Now, don’t misunderstand. I’m not saying I want her to fail, nor that I don’t train, set boundaries and provide consistent consequences when boundaries are broken. What I am saying is I approach parenting with an understanding that she’s going to mess up. She’s a kid–it’s in her nature. This enables me to deal with each situation from a more rational, less-reactive stance.

I believe that is the same approach we must have when we view others. Humans are going to fail us, gauranteed. We are to love them anyway. We are to seek reconciliation anyway. Unless the individual poses a threat to us or someone we love, God wants us to forgive 70 X 7 times, and I don’t believe He intends us to keep a tally, washing our hands of the matter after the 490th offense. When God says 70 X 7, I believe He means, however many times are necessary. In the Bible, seven is a number of completion and perfection–forgive perfectly, to completion. Forgive fully.

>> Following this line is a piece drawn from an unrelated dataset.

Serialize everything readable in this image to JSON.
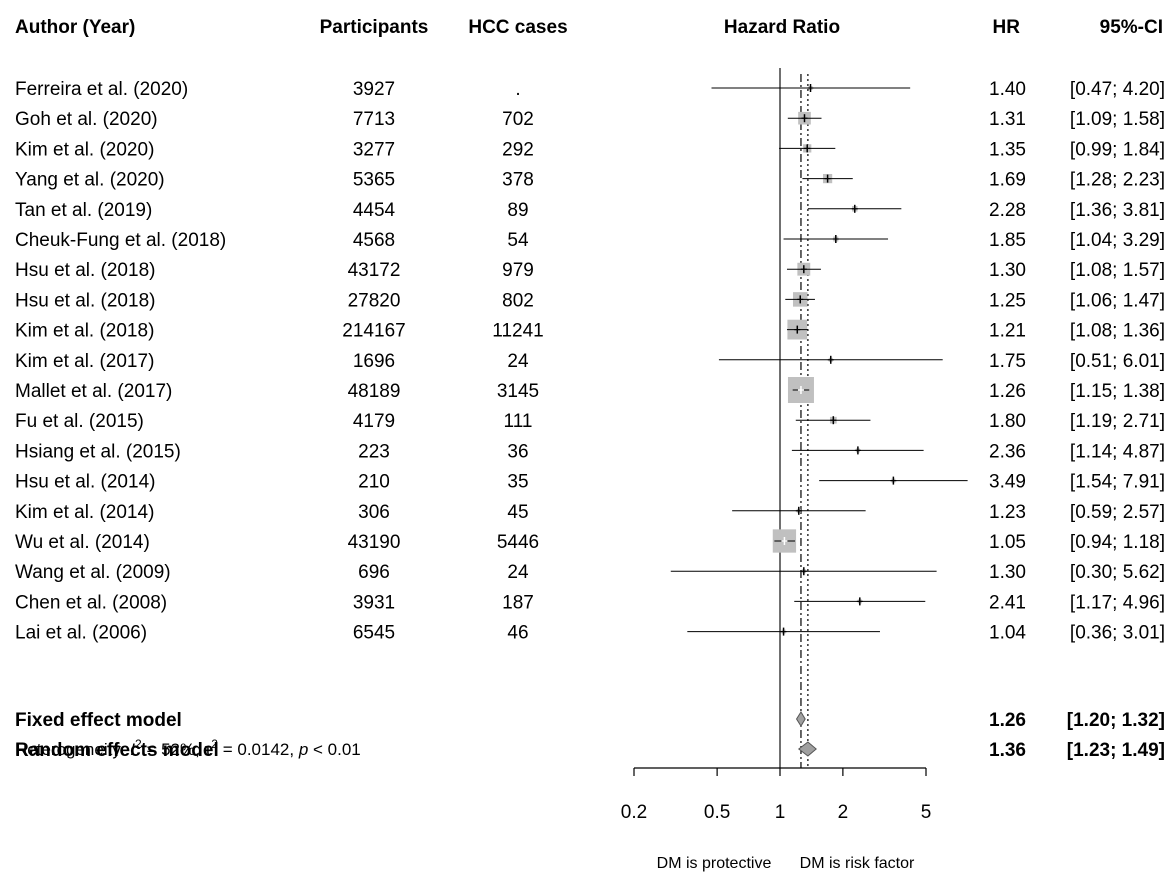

Forgiving, however, does not mean inviting others to tread on your back. In the story I shared, although I forgave our daughter, I still set boundaries. Sometimes we need to do the same in our relationships. This is often the case when dealing with family. Often in dysfunctional families, family members behave in predictable patterns, ourselves included. If an offense continues to occur, we may need to evaluate our role in it and set boundary lines accordingly.

7 Comments

  1. Wow, Jen, you are speaking to my heart. I have had to deal with this “perpetual offender” situation in my family with three different people. How I have had to deal with each one has varied, depending mostly on the relationship. Now, I have a very large family, lest anyone think it’s the whole group. Two family members, I have finally realized, have to be kept at an arm’s length, due to their inability to have healthy boundaries with my husband and I. I have prayed (often) and tried to discuss the problem with them individually without resolution. For the welfare of my sanity and my marriage, I now limit contact with them. The third person was different. This is someone who, according to the Bible, I must honor. I have endured criticism from this person my whole life and continued to endure until very recently, when God began to do His work. Miraculously, changes have finally occurred with healing resulting in our relationship. It is truly a work of God, the result of prayerfully leaning on Him. It has not been easy but the forgiving is sweet. Thank you for dealing with this heartache that I know many endure.

  2. Excellent discussion. Avoid the contentious man. And Isaiah 51:23 says, “you have made your back like the ground to be walked over.” I agree–there are times when we should no longer allow abusive and (love your word) toxic people access to our hearts and lives. I have had to cut people off for a season to protect my family and myself. Sometimes they learned how to behave civilly and were welcomed back, and others, not so much.
    The Bible says to guard our hearts. That’s one excellent way.
    Thanks for this great series, Jennifer.

  3. Jennifer,
    I was very touched by this post, so much so, that I will be sharing it with my readers on “Blog Hopping Day” next Wed.
    Thanks for this great series on the topic of forgiveness especially during this Lenten season. At this time, we are very much reminded of the true sacrifice of Christ for the forgiveness of sinners. Blessings to you and yours!

  4. Elaine and Kathleen, I’m always blessed to hear how others have walked through these things. And since each situation is different, I believe hearing different testimonies of how God guided you both helps readers navigate their way through similar struggles.

    Dolores, I am honored. Thank you! And Amen! Blessings to you.

  5. Jen,
    I found your blog from a link from Dolores’ post.

    Very well written. Forgiveness is one of the hardest things we do. Our “self” does not want to let go. We cling to feelings that make us feel better (which really don’t but we think it feels good). We get mad and that anger builds. Forgiveness can be such a release – a freedom. Forgiveness requires much work, constant prayer and a faith that God can help us.

    Jan

    1. Jan, thank you! And I agree! This series spoke to me each day I wrote. Funny how God works, isn’t it. And I’m glad you stopped by!